Untypical: A Day at Wall Street Journal
Everyone knows the saying “You shouldn’t judge a book by its cover.” This old adage resonated immediately in my mind as my social media class and I, stepped onto the 7th floor of the Wall Street Journal. The receptionist was the first inclination, times had changed. While I expected, a stiff, suited perhaps older woman, we were greeted by a fashion-forward millennial like us, who was just glowing in happiness. It became clear as the glass lobby door that I’d prematurely judged the establishment, and this realization was crystal clear by the end of our tour.
As we sat in the lobby I looked around me. The building was an open-floor plan with the exception of the stairs in the middle surrounded by this beautiful blue glass panel that went from the 7th floor, down to all the other floors of Wall Street Journal. For a film major who has had the importance of aesthetic beat into her head, I immediately said I would love working here. We were greeted by our hosts, I watched the employees of WSJ walk up and down the hallways. I’d envisioned a scene similar to Citizen Kane’s newsroom, suited men working frantically to pitch, write, edit and finally print the newspaper. As we were brought in to the actual news meeting I knew this was nothing like I’d expected.

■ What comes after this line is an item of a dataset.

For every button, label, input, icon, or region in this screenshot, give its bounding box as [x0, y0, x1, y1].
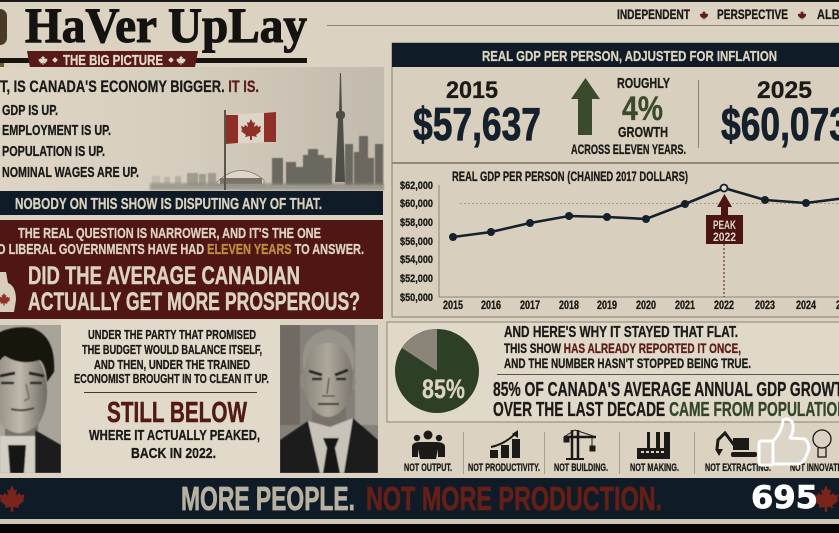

The editors started to trickle and call in via Skype. It was almost evenly spread between woman and men which I found to be amazing. Some editors preferred pen and paper, others preferred laptops and a few brought nothing at all, which I thought was strange. Even I, the student, brought a notebook lol. As the meeting began I saw the breakdown was going through the stories and figuring out which one were good, a bust, and which ones needed more “juice.” I learned new terminology such as reader behavior, and how important engaging your audience was. Surprisingly the meeting was short and sweet, and we were lead out to speak with the social media/audience engagement team after.
As we walked down a level to the “hub” as our hosts described it, I saw a stark contrast between the editors and the reporters/journalists. First thing I noticed everyone was cheerful even as they worked. The second important thing I noticed was the floor consisted predominately of female millennials and I felt this wave of empowerment wash over me. We continued on and met with the small social media team which consisted of about 5 people. Our hosts hit a few topics such as audio versions of the WSJ and its podcasts could be streamed via Google Home or Alexa. We also learned how WSJ is aiming to engage a younger demographic through the use of social media specifically Snapchat, and then we were done.
I believe the most impacting part of my experience was Erin, who is one of the social media audience engagers, and the person I will never forget. Erin is the statement “I love my job,” in the flesh, literally. It is her kind of happiness, which drives us upcoming creative journalists, producers, directors, screenwriters, filmmakers and so on in this industry to keep fighting for a slot in this media world. Erin’s happiness is the kind that motivates you to keep persisting regardless of what anyone says. I always said I want to work where I’m happy to go into work every single day as long as I know I’m doing something I love. Erin proved that my thought process was true. It was quite obvious that going to work to her everyday was fun, fun and more fun!! Who’d thought a trip to the Wall Street Journal could be so uplifting?